Opéra de Richard Wagner
Direction musicale Philippe Jordan
Mise en scène Günter Krämer
Distribution
Robert Dean Smith Siegmund
Günther Groissböck Hunding
Falk Struckmann (31 mai, 5, 9, 16, 20, 29 juin) / Egin Silins (13, 23, 26 juin) Wotan
Ricarda Merbeth Sieglinde
Katarina Dalayman Brünnhilde
Yvonne Naef Fricka
Marjorie Owens Gerhilde
Silvia Hablowetz Waltraute
Wiebke Lehmkuhl Schwertleite
Barbara Morihien Helmwige
Helene Ranada Siegrune
Nicole Piccolomini Grimgerde
Atala Schoek Rossweisse
| Horaires : | 31 mai, 5, 9, 13 (14h), 16, 20 (14h), 23, 26, 29 juin 18h |
Rien, dans le prélude cinglant et cruel qu’est L’Or du Rhin, ne pouvait annoncer le miracle de La Walkyrie, son grand flamboiement.

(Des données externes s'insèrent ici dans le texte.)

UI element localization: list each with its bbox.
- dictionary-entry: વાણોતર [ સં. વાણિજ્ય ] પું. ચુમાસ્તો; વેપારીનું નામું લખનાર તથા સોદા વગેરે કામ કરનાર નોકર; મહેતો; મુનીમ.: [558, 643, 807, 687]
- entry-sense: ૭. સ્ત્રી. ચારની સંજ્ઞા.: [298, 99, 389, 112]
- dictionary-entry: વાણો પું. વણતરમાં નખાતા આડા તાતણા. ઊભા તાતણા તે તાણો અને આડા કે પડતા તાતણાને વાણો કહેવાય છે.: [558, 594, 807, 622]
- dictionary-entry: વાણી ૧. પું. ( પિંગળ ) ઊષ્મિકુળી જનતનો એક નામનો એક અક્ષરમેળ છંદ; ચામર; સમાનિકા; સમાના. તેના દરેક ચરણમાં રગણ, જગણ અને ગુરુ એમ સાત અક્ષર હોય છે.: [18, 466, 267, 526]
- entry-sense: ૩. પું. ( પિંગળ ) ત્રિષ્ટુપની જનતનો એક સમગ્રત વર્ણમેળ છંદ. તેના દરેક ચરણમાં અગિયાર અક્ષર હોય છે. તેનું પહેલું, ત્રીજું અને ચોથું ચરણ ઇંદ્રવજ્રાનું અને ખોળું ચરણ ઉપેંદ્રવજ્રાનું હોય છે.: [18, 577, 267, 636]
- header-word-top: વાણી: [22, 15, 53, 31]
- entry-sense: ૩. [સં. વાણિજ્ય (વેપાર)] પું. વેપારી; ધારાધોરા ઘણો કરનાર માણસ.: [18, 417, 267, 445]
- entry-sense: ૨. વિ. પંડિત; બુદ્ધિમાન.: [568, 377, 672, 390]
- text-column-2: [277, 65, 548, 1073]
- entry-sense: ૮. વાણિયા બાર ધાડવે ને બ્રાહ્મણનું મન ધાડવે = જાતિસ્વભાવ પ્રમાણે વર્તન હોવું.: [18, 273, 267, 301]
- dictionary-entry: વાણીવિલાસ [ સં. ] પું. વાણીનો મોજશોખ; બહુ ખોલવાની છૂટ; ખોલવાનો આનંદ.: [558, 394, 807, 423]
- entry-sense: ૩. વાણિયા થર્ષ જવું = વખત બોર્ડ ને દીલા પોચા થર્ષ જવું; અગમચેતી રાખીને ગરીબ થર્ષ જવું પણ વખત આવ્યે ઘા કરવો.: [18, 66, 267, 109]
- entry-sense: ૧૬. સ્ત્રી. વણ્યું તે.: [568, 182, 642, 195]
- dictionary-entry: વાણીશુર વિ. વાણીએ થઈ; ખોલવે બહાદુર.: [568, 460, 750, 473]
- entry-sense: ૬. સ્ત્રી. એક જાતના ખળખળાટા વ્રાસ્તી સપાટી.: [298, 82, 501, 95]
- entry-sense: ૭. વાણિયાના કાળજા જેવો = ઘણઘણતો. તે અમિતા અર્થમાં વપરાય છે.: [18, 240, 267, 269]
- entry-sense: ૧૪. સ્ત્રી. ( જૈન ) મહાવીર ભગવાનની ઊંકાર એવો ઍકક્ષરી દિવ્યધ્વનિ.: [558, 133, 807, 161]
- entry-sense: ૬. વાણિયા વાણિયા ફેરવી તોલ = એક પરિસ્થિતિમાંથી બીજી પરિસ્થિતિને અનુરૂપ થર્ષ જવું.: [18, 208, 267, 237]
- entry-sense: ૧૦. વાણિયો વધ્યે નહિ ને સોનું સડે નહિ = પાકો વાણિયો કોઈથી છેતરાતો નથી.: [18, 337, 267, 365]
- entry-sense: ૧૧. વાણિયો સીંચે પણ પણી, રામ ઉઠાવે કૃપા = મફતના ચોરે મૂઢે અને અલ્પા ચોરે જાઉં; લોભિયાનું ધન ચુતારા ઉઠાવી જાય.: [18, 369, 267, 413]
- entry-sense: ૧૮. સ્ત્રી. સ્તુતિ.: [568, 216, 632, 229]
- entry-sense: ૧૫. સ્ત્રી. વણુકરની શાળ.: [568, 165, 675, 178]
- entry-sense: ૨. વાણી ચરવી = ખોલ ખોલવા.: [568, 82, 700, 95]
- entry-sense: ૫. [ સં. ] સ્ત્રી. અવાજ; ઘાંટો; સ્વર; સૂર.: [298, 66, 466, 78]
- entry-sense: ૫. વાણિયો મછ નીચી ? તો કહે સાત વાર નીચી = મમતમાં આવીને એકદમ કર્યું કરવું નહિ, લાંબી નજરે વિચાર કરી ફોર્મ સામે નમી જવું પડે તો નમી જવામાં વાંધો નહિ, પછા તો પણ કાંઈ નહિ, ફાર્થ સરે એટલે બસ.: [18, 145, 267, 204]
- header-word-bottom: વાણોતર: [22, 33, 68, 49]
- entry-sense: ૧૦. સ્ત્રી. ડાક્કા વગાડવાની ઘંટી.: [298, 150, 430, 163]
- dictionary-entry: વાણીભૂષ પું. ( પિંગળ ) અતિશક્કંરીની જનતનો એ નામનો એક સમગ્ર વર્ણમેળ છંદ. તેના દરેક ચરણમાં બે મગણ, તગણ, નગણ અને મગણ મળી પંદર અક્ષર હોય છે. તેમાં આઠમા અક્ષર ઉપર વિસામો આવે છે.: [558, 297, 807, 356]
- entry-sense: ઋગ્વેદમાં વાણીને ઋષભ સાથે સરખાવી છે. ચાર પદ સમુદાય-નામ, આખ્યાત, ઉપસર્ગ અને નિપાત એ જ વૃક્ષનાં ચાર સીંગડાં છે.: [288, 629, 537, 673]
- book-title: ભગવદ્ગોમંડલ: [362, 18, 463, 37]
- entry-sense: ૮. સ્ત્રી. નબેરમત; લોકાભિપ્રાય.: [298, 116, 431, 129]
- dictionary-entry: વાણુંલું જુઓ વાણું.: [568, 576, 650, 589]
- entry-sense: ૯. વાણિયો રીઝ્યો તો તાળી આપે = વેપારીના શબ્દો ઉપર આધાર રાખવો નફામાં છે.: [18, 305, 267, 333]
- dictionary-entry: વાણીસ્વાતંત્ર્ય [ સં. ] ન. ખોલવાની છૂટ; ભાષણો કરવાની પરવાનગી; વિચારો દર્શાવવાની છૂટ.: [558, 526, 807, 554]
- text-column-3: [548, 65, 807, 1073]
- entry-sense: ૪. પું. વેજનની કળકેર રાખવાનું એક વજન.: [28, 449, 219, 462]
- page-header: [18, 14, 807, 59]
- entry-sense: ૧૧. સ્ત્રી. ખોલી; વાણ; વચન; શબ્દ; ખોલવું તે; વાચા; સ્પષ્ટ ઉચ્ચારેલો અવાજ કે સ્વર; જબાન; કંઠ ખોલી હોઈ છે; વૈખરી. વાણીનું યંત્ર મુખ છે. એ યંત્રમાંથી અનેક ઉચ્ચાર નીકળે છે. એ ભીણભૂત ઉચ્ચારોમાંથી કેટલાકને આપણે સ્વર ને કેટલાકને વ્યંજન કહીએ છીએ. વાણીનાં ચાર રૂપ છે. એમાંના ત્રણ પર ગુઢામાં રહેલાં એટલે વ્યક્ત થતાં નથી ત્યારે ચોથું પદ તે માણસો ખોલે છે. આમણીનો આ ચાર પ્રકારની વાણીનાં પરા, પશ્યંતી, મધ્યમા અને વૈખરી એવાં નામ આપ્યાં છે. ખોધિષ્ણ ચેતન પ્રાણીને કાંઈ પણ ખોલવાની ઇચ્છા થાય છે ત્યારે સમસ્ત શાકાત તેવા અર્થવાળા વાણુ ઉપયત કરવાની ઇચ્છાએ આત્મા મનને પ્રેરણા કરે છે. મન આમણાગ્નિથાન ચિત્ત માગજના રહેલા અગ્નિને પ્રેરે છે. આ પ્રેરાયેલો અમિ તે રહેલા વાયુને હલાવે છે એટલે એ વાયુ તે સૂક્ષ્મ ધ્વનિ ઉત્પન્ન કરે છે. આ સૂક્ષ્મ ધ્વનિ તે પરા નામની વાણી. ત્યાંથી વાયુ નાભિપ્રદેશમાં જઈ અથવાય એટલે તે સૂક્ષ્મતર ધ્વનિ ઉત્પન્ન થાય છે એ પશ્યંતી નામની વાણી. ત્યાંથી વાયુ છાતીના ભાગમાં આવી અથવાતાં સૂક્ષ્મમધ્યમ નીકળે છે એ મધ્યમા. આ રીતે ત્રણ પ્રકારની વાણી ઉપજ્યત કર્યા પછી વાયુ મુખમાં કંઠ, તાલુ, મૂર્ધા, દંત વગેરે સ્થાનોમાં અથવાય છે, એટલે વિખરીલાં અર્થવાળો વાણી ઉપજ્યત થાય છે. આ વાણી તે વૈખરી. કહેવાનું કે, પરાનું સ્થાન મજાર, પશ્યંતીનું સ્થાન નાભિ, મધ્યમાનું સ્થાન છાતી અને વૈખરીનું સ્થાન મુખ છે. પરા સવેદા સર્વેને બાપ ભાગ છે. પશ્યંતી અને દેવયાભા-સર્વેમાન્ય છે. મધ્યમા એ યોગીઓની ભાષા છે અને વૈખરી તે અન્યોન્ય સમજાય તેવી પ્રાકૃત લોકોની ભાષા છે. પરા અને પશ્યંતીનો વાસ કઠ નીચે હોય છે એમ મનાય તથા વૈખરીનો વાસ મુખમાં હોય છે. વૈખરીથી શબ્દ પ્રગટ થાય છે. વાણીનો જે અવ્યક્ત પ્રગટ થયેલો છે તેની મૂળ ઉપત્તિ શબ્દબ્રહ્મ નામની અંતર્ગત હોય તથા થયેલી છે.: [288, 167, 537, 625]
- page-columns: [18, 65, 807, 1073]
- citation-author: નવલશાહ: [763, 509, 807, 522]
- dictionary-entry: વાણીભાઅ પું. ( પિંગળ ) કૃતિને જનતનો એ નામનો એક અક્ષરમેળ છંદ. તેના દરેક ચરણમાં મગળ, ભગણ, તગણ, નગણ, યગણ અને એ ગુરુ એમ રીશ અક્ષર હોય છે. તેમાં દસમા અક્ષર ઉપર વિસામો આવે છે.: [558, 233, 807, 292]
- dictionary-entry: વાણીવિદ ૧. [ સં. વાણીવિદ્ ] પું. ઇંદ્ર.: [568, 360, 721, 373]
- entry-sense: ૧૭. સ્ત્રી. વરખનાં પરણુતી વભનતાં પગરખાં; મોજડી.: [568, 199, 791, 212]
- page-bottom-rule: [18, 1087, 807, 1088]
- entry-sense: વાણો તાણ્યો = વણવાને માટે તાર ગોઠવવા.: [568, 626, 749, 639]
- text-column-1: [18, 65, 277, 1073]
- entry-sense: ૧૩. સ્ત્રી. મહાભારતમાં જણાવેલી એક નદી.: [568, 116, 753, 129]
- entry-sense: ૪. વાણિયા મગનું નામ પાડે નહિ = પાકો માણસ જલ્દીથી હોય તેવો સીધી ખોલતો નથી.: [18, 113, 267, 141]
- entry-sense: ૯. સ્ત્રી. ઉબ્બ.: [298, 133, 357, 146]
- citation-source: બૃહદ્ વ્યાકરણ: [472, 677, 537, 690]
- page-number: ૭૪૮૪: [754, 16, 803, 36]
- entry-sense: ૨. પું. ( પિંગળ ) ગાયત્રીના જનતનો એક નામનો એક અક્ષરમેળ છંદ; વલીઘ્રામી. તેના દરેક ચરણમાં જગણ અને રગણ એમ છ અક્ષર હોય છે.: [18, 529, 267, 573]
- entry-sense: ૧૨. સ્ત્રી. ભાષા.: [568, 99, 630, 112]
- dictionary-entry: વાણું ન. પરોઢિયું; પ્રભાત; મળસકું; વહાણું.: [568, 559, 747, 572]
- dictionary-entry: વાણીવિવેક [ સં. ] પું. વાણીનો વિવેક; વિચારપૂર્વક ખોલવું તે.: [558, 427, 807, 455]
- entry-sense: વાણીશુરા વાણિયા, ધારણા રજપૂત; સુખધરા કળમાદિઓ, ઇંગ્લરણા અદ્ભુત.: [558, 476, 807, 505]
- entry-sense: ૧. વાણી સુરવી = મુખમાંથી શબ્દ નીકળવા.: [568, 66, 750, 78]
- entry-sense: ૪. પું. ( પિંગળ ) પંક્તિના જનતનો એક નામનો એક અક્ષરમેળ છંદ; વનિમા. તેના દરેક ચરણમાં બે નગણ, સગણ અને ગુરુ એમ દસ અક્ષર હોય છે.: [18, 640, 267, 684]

Dans l’ensemble du Ring, sa place est claire : elle nous montre la splendeur des dieux menacée et prépare la venue de l’homme libre et neuf, Siegfried. Mais Wagner s’immergea avec passion dans l’histoire des jumeaux maudits et sublimes, Sieglinde et Siegmund, et dans celle de Wotan et sa fille chérie, Brünnhilde. La passion règne sans partage sur La Walkyrie. Et sa puissance est tellement supérieure qu’elle ignore la différence entre les mortels et les immortels, et les soumet tous. Les forces opposées – Fricka et Hunding – ne font qu’exalter les sentiments et en faire des questions de vie ou de mort. Wagner n’a pas eu besoin de mythologie pour créer ces inoubliables personnages, qui ne sont qu’humains et emportés par la force tragique de l’existence. Le premier acte avec son héros blessé, la coupe partagée et l’amour illuminant soudain la nuit, l’intrusion brutale du printemps dans le lugubre logis, les envoûtants monologues du deuxième, les soudaines démences de Sieglinde et la mort de Siegmund, le rocher des Walkyries et les adieux de Wotan à Brünnhilde, le feu envahissant le monde et la musique : il n’y a peut-être pas de plus beau et plus poignant livre d’images dans l’histoire de l’opéra que les trois ates de La Walkyrie.